Nachdem die Schule im Oktober 2025 eine Gefährdungsmeldung eingereicht hatte, entzog die Kindes- und Erwachsenenschutzbehörde (KESB) Ausserschwyz den Eltern noch am selben Tag vorsorglich das Recht, den Aufenthaltsort ihrer Tochter zu bestimmen. Das Mädchen, geboren 2013, wurde in einer Notfallgruppe einer Stiftung untergebracht. Auslöser waren unter anderem Suizidgedanken der Tochter, eine Verhaltensstörung, bei der sie sich zwanghaft Haare ausriss, sowie ihr klar geäusserter Wille, nicht nach Hause zurückzukehren.
Der Vater wehrte sich gegen diese Massnahme und zog den Fall bis vor die obersten Richter. Er bestritt die Sachverhaltsdarstellung der Behörden, warf ihnen vor, seine Aussagen falsch protokolliert zu haben, und machte geltend, der Wille seiner Tochter sei von aussen beeinflusst worden. Ausserdem verlangte er, das Mädchen solle stattdessen freiwillig in einer psychiatrischen Klinik untergebracht werden. Die Mutter des Kindes akzeptierte die behördlichen Entscheide und erhob keine Rechtsmittel.
Die Richter wiesen die Einwände des Vaters ab. Sie hielten fest, dass die Tochter erheblichen Leidensdruck aufweise, der zumindest teilweise auf die Situation zu Hause und das belastete Verhältnis zum Vater zurückzuführen sei. Seit der Unterbringung in der Stiftung habe sich ihr Zustand deutlich verbessert: Das Essverhalten sei unauffällig, die Schulleistungen gut, und die Symptome der Verhaltensstörung seien verschwunden. Die vom Vater bevorzugte freiwillige Klinikunterbringung lehnten die Richter ab, weil die Eltern eine solche jederzeit hätten abbrechen können – was dem Schutzzweck der Massnahme widersprochen hätte.

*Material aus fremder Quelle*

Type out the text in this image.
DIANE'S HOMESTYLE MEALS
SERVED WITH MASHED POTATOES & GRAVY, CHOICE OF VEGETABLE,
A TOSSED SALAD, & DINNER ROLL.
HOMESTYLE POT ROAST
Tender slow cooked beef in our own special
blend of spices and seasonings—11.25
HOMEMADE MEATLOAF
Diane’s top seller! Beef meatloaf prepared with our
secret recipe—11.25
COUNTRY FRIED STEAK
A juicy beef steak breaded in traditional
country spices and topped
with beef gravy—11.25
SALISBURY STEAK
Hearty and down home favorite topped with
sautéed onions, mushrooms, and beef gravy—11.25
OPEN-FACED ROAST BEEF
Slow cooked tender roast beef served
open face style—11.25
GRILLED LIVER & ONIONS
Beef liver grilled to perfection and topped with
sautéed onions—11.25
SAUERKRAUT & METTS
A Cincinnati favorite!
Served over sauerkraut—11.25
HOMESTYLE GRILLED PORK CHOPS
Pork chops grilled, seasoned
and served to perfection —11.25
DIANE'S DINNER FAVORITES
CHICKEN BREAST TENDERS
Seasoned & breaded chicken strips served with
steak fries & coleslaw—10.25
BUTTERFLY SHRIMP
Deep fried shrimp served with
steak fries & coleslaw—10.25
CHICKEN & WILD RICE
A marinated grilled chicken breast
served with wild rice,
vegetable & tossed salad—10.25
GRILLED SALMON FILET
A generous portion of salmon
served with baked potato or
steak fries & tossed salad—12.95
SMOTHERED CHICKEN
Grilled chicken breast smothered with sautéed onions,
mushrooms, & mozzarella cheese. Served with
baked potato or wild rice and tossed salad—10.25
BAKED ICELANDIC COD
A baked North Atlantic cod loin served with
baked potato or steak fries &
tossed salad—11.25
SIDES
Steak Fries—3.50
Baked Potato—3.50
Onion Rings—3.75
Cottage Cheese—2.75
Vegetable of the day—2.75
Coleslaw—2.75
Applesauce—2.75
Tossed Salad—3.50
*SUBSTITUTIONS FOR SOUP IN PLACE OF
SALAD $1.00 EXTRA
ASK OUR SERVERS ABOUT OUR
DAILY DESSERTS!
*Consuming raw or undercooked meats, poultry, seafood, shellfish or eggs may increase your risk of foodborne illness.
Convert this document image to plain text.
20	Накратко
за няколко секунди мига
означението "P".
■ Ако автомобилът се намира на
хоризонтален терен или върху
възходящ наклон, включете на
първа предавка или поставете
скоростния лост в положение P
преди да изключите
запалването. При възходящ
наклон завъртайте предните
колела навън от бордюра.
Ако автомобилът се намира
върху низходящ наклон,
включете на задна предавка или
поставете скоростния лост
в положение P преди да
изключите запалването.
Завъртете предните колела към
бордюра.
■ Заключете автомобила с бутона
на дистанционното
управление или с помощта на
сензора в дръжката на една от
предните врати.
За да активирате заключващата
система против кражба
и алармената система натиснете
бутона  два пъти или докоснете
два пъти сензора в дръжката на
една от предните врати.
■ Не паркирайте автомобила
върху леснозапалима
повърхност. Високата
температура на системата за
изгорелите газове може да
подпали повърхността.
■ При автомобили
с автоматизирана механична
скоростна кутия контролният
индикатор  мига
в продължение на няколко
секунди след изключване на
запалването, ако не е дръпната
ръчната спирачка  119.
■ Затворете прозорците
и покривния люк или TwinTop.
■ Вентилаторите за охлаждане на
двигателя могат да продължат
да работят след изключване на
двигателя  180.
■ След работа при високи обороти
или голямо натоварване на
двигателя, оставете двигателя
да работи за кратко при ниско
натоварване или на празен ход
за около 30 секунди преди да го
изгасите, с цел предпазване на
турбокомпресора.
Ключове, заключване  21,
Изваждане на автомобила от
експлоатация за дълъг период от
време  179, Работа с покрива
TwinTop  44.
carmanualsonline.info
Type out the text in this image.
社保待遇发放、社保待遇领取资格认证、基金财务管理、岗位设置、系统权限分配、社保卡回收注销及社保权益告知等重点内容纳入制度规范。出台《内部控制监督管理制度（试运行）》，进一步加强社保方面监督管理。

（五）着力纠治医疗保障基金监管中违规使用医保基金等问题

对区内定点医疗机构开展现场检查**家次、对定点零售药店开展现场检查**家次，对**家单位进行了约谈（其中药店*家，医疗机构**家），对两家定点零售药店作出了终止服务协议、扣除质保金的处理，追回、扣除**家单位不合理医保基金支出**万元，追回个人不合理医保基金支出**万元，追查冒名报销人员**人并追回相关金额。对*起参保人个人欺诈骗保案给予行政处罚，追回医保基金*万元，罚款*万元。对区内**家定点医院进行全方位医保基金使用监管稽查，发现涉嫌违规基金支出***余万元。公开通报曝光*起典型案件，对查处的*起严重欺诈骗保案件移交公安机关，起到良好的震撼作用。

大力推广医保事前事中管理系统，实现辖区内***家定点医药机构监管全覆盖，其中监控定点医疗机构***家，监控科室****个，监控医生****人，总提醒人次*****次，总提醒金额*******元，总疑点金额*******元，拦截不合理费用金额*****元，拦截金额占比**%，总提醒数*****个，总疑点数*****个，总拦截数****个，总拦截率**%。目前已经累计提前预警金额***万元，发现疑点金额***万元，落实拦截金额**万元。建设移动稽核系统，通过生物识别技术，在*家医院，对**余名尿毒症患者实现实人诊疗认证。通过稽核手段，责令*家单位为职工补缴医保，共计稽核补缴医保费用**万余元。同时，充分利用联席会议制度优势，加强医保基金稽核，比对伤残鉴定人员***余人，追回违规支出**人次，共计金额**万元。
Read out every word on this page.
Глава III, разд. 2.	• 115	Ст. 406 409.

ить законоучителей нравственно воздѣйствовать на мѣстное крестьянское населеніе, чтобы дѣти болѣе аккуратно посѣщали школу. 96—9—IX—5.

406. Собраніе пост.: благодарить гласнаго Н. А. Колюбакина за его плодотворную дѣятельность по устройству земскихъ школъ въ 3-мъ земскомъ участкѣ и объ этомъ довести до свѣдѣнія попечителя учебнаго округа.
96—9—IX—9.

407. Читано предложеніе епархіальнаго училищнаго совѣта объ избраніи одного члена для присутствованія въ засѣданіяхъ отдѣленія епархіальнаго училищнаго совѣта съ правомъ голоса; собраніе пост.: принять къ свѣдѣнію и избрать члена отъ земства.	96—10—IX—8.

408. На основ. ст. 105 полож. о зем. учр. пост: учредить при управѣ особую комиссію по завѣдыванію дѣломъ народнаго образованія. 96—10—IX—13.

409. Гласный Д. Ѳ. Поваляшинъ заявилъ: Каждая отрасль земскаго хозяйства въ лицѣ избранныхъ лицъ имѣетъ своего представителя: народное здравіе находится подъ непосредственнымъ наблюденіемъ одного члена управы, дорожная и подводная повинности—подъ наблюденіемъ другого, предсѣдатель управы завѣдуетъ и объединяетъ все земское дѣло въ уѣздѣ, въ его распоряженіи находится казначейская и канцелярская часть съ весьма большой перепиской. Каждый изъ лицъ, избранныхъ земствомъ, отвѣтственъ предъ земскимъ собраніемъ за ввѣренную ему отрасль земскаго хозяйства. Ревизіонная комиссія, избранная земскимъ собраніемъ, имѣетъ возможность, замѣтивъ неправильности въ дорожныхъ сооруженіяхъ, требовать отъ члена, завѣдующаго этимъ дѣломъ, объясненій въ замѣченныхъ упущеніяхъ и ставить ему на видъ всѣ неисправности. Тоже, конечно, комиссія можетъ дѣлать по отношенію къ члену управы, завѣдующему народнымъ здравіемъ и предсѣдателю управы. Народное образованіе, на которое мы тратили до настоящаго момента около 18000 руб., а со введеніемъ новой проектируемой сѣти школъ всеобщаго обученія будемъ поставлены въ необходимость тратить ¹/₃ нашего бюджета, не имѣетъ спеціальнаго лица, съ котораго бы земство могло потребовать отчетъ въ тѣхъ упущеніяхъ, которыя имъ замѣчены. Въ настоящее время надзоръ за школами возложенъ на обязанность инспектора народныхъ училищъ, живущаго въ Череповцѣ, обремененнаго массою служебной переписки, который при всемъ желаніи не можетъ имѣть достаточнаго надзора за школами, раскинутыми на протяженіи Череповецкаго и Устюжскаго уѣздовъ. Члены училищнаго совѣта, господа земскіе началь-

Ebenfalls bestätigt wurde die Einsetzung eines Kindesvertreters, der die Interessen des Mädchens im laufenden Verfahren wahrnimmt. Der Vater hatte dessen Eignung bestritten und ihm einen Interessenkonflikt vorgeworfen. Die Richter fanden diese Vorwürfe nicht stichhaltig: Eine juristische Ausbildung sei für einen Kindesvertreter nicht zwingend erforderlich, und ein Interessenkonflikt sei nicht belegt. Der Vater muss die Verfahrenskosten von 3000 Franken tragen.